Research from a now defunded Australian adaptation centre has found social barriers are the biggest obstacle to effective action

Talking to a fourth-generation grazier west of Townsville a few years ago, Prof Stephen Williams says he “made the mistake” of mentioning climate change.

“He said it was bullshit, but we kept talking,” the James Cook University ecologist says.

Later the grazier admitted the property was much more difficult to manage than in his great-grandfather’s time because “the weather has gone to shit”.

That chat with the grazier, Williams says, is one example of a “social barrier” that gets in the way of Australians taking action on climate change.

“One side of his personality denied climate change was real, yet he fully recognised the climate had changed.”

Analysis from Australia’s now defunded National Climate Change Adaptation Research Facility has ranked research priorities based on their urgency, cost-effectiveness and technical feasibility.

The conclusion is that research into social barriers should be given the highest priority to help save the country’s ecosystems from climate change impacts.

Williams was the co-ordinator of the facility’s natural ecosystem network, covering climate impacts on land, in freshwater systems and in the marine environment.

The analysis, published in the journal Global Change Biology, drew on eight years of consultations with about 2,000 scientists and stakeholders, at more than 50 workshops.

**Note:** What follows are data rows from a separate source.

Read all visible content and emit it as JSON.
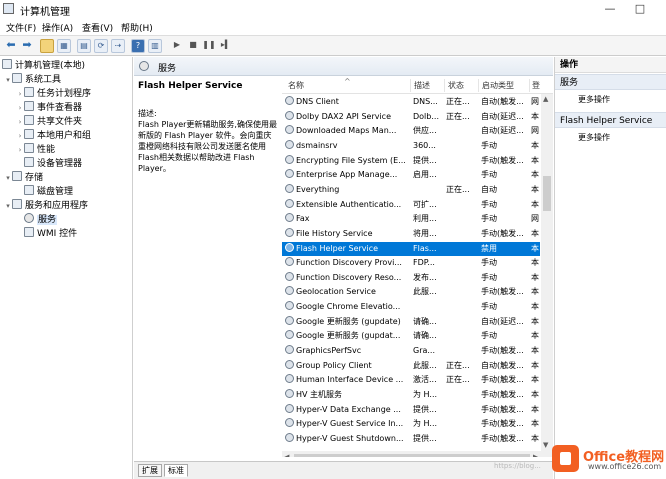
{
  "window": {
    "title": "计算机管理",
    "minimize": "—",
    "maximize": "□"
  },
  "menu": {
    "file": "文件(F)",
    "action": "操作(A)",
    "view": "查看(V)",
    "help": "帮助(H)"
  },
  "toolbar": {
    "icons": [
      "back-icon",
      "forward-icon",
      "folder-icon",
      "console-tree-icon",
      "refresh-icon",
      "export-icon",
      "properties-icon",
      "help-icon",
      "show-hide-icon",
      "play-icon",
      "stop-icon",
      "pause-icon",
      "restart-icon"
    ]
  },
  "tree": {
    "items": [
      {
        "label": "计算机管理(本地)",
        "level": 0,
        "expander": "",
        "icon": "computer-icon"
      },
      {
        "label": "系统工具",
        "level": 1,
        "expander": "▾",
        "icon": "tools-icon"
      },
      {
        "label": "任务计划程序",
        "level": 2,
        "expander": "›",
        "icon": "clock-icon"
      },
      {
        "label": "事件查看器",
        "level": 2,
        "expander": "›",
        "icon": "event-icon"
      },
      {
        "label": "共享文件夹",
        "level": 2,
        "expander": "›",
        "icon": "share-folder-icon"
      },
      {
        "label": "本地用户和组",
        "level": 2,
        "expander": "›",
        "icon": "users-icon"
      },
      {
        "label": "性能",
        "level": 2,
        "expander": "›",
        "icon": "performance-icon"
      },
      {
        "label": "设备管理器",
        "level": 2,
        "expander": "",
        "icon": "device-icon"
      },
      {
        "label": "存储",
        "level": 1,
        "expander": "▾",
        "icon": "storage-icon"
      },
      {
        "label": "磁盘管理",
        "level": 2,
        "expander": "",
        "icon": "disk-icon"
      },
      {
        "label": "服务和应用程序",
        "level": 1,
        "expander": "▾",
        "icon": "services-app-icon"
      },
      {
        "label": "服务",
        "level": 2,
        "expander": "",
        "icon": "gear-icon",
        "selected": true
      },
      {
        "label": "WMI 控件",
        "level": 2,
        "expander": "",
        "icon": "wmi-icon"
      }
    ]
  },
  "panel": {
    "header": "服务",
    "description": {
      "service_name": "Flash Helper Service",
      "label": "描述:",
      "text": "Flash Player更新辅助服务,确保使用最新版的 Flash Player 软件。会向重庆重橙网络科技有限公司发送匿名使用Flash相关数据以帮助改进 Flash Player。"
    },
    "columns": {
      "name": "名称",
      "description": "描述",
      "status": "状态",
      "startup": "启动类型",
      "logon": "登"
    },
    "rows": [
      {
        "name": "DNS Client",
        "desc": "DNS...",
        "status": "正在...",
        "startup": "自动(触发...",
        "logon": "网"
      },
      {
        "name": "Dolby DAX2 API Service",
        "desc": "Dolb...",
        "status": "正在...",
        "startup": "自动(延迟...",
        "logon": "本"
      },
      {
        "name": "Downloaded Maps Man...",
        "desc": "供应...",
        "status": "",
        "startup": "自动(延迟...",
        "logon": "网"
      },
      {
        "name": "dsmainsrv",
        "desc": "360...",
        "status": "",
        "startup": "手动",
        "logon": "本"
      },
      {
        "name": "Encrypting File System (E...",
        "desc": "提供...",
        "status": "",
        "startup": "手动(触发...",
        "logon": "本"
      },
      {
        "name": "Enterprise App Manage...",
        "desc": "启用...",
        "status": "",
        "startup": "手动",
        "logon": "本"
      },
      {
        "name": "Everything",
        "desc": "",
        "status": "正在...",
        "startup": "自动",
        "logon": "本"
      },
      {
        "name": "Extensible Authenticatio...",
        "desc": "可扩...",
        "status": "",
        "startup": "手动",
        "logon": "本"
      },
      {
        "name": "Fax",
        "desc": "利用...",
        "status": "",
        "startup": "手动",
        "logon": "网"
      },
      {
        "name": "File History Service",
        "desc": "将用...",
        "status": "",
        "startup": "手动(触发...",
        "logon": "本"
      },
      {
        "name": "Flash Helper Service",
        "desc": "Flas...",
        "status": "",
        "startup": "禁用",
        "logon": "本",
        "selected": true
      },
      {
        "name": "Function Discovery Provi...",
        "desc": "FDP...",
        "status": "",
        "startup": "手动",
        "logon": "本"
      },
      {
        "name": "Function Discovery Reso...",
        "desc": "发布...",
        "status": "",
        "startup": "手动",
        "logon": "本"
      },
      {
        "name": "Geolocation Service",
        "desc": "此服...",
        "status": "",
        "startup": "手动(触发...",
        "logon": "本"
      },
      {
        "name": "Google Chrome Elevatio...",
        "desc": "",
        "status": "",
        "startup": "手动",
        "logon": "本"
      },
      {
        "name": "Google 更新服务 (gupdate)",
        "desc": "请确...",
        "status": "",
        "startup": "自动(延迟...",
        "logon": "本"
      },
      {
        "name": "Google 更新服务 (gupdat...",
        "desc": "请确...",
        "status": "",
        "startup": "手动",
        "logon": "本"
      },
      {
        "name": "GraphicsPerfSvc",
        "desc": "Gra...",
        "status": "",
        "startup": "手动(触发...",
        "logon": "本"
      },
      {
        "name": "Group Policy Client",
        "desc": "此服...",
        "status": "正在...",
        "startup": "自动(触发...",
        "logon": "本"
      },
      {
        "name": "Human Interface Device ...",
        "desc": "激活...",
        "status": "正在...",
        "startup": "手动(触发...",
        "logon": "本"
      },
      {
        "name": "HV 主机服务",
        "desc": "为 H...",
        "status": "",
        "startup": "手动(触发...",
        "logon": "本"
      },
      {
        "name": "Hyper-V Data Exchange ...",
        "desc": "提供...",
        "status": "",
        "startup": "手动(触发...",
        "logon": "本"
      },
      {
        "name": "Hyper-V Guest Service In...",
        "desc": "为 H...",
        "status": "",
        "startup": "手动(触发...",
        "logon": "本"
      },
      {
        "name": "Hyper-V Guest Shutdown...",
        "desc": "提供...",
        "status": "",
        "startup": "手动(触发...",
        "logon": "本"
      }
    ]
  },
  "tabs": {
    "extended": "扩展",
    "standard": "标准"
  },
  "actions": {
    "title": "操作",
    "section1": "服务",
    "more1": "更多操作",
    "section2": "Flash Helper Service",
    "more2": "更多操作"
  },
  "watermark": {
    "brand": "Office教程网",
    "url": "www.office26.com",
    "sub": "https://blog..."
  }
}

“They all recognised that the only way we were going to get anything important done was to get the whole of society on board,” says Williams, the lead author of the analysis. “Social barriers came out as the most highly ranked question to answer. There are all sorts of social barriers to us adapting to climate change.

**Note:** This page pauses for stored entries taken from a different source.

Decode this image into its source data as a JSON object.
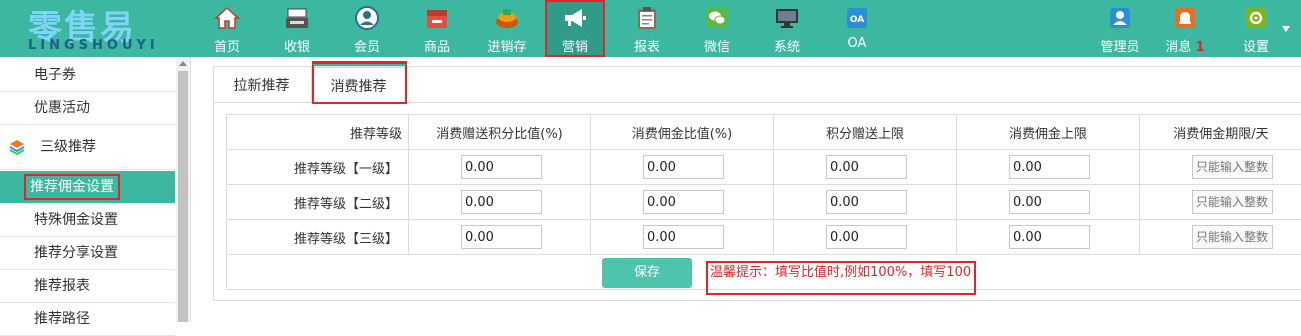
{
  "logo": {
    "zh": "零售易",
    "en": "LINGSHOUYI"
  },
  "nav": {
    "items": [
      {
        "label": "首页",
        "icon": "home-icon"
      },
      {
        "label": "收银",
        "icon": "cash-register-icon"
      },
      {
        "label": "会员",
        "icon": "user-icon"
      },
      {
        "label": "商品",
        "icon": "goods-box-icon"
      },
      {
        "label": "进销存",
        "icon": "inventory-icon"
      },
      {
        "label": "营销",
        "icon": "megaphone-icon"
      },
      {
        "label": "报表",
        "icon": "report-clipboard-icon"
      },
      {
        "label": "微信",
        "icon": "wechat-icon"
      },
      {
        "label": "系统",
        "icon": "monitor-icon"
      },
      {
        "label": "OA",
        "icon": "oa-icon"
      }
    ],
    "active": "营销",
    "right": {
      "admin": "管理员",
      "messages": "消息",
      "message_count": "1",
      "settings": "设置"
    }
  },
  "sidebar": {
    "items": [
      "电子券",
      "优惠活动"
    ],
    "group": "三级推荐",
    "sub_items": [
      "推荐佣金设置",
      "特殊佣金设置",
      "推荐分享设置",
      "推荐报表",
      "推荐路径"
    ],
    "active": "推荐佣金设置"
  },
  "tabs": [
    "拉新推荐",
    "消费推荐"
  ],
  "active_tab": "消费推荐",
  "table": {
    "headers": [
      "推荐等级",
      "消费赠送积分比值(%)",
      "消费佣金比值(%)",
      "积分赠送上限",
      "消费佣金上限",
      "消费佣金期限/天"
    ],
    "rows": [
      {
        "level": "推荐等级【一级】",
        "values": [
          "0.00",
          "0.00",
          "0.00",
          "0.00"
        ],
        "placeholder": "只能输入整数"
      },
      {
        "level": "推荐等级【二级】",
        "values": [
          "0.00",
          "0.00",
          "0.00",
          "0.00"
        ],
        "placeholder": "只能输入整数"
      },
      {
        "level": "推荐等级【三级】",
        "values": [
          "0.00",
          "0.00",
          "0.00",
          "0.00"
        ],
        "placeholder": "只能输入整数"
      }
    ]
  },
  "save_label": "保存",
  "tip": "温馨提示：填写比值时,例如100%，填写100",
  "colors": {
    "primary": "#3cb8a1",
    "highlight": "#e0262a"
  }
}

“Some are purely the psychological make-up of people that don’t want to acknowledge a problem, some of it is a government more interested in elections every three years, and some is the vested interests of industry that undoubtedly confuse the issues. They are all barriers.

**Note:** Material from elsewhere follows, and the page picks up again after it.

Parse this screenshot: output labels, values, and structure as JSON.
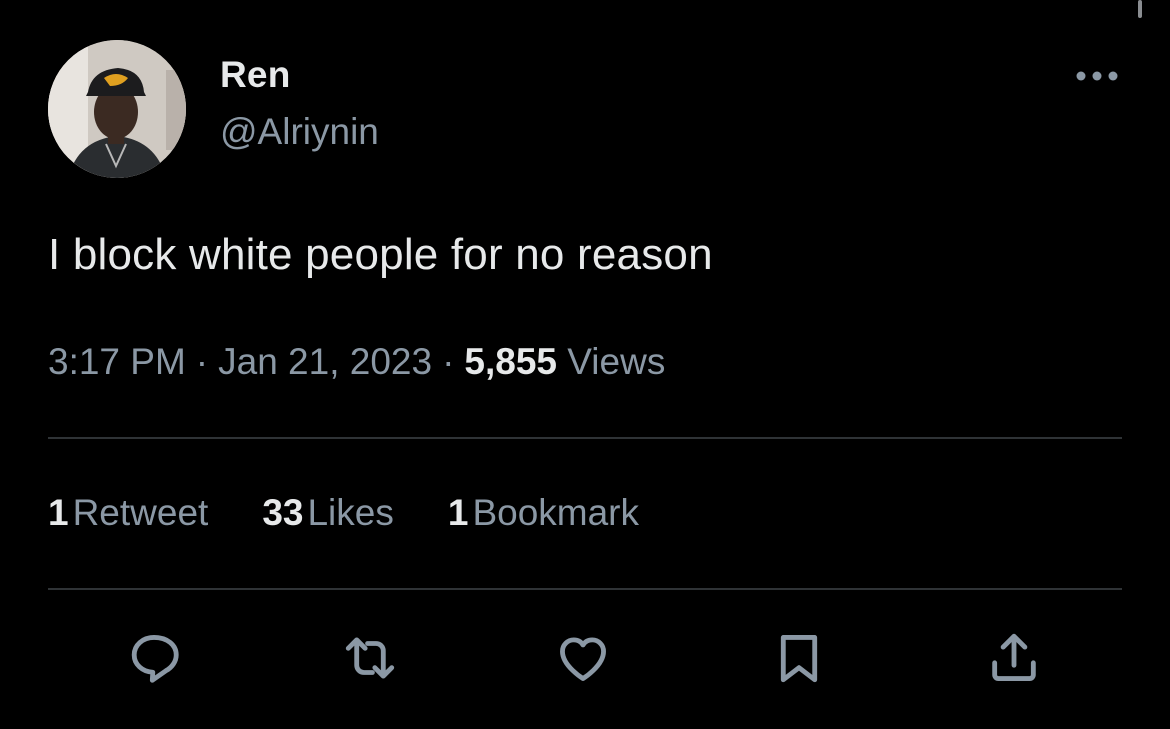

“We are a group of physical scientists and biologists,” Williams says, “but we came up with this reasoning that we need to do some social research.

“We’ve had highest temperatures ever, and the longest and most intense heatwaves geographically, and we’ve had floods happening at the same time as the biggest drought, and have seen rainforests burning.

“What’s the social resistance against something that is so in your face, yet people still want to stick their heads in the sand and deny it? It is the social barriers that are stopping us and it is incredibly frustrating.”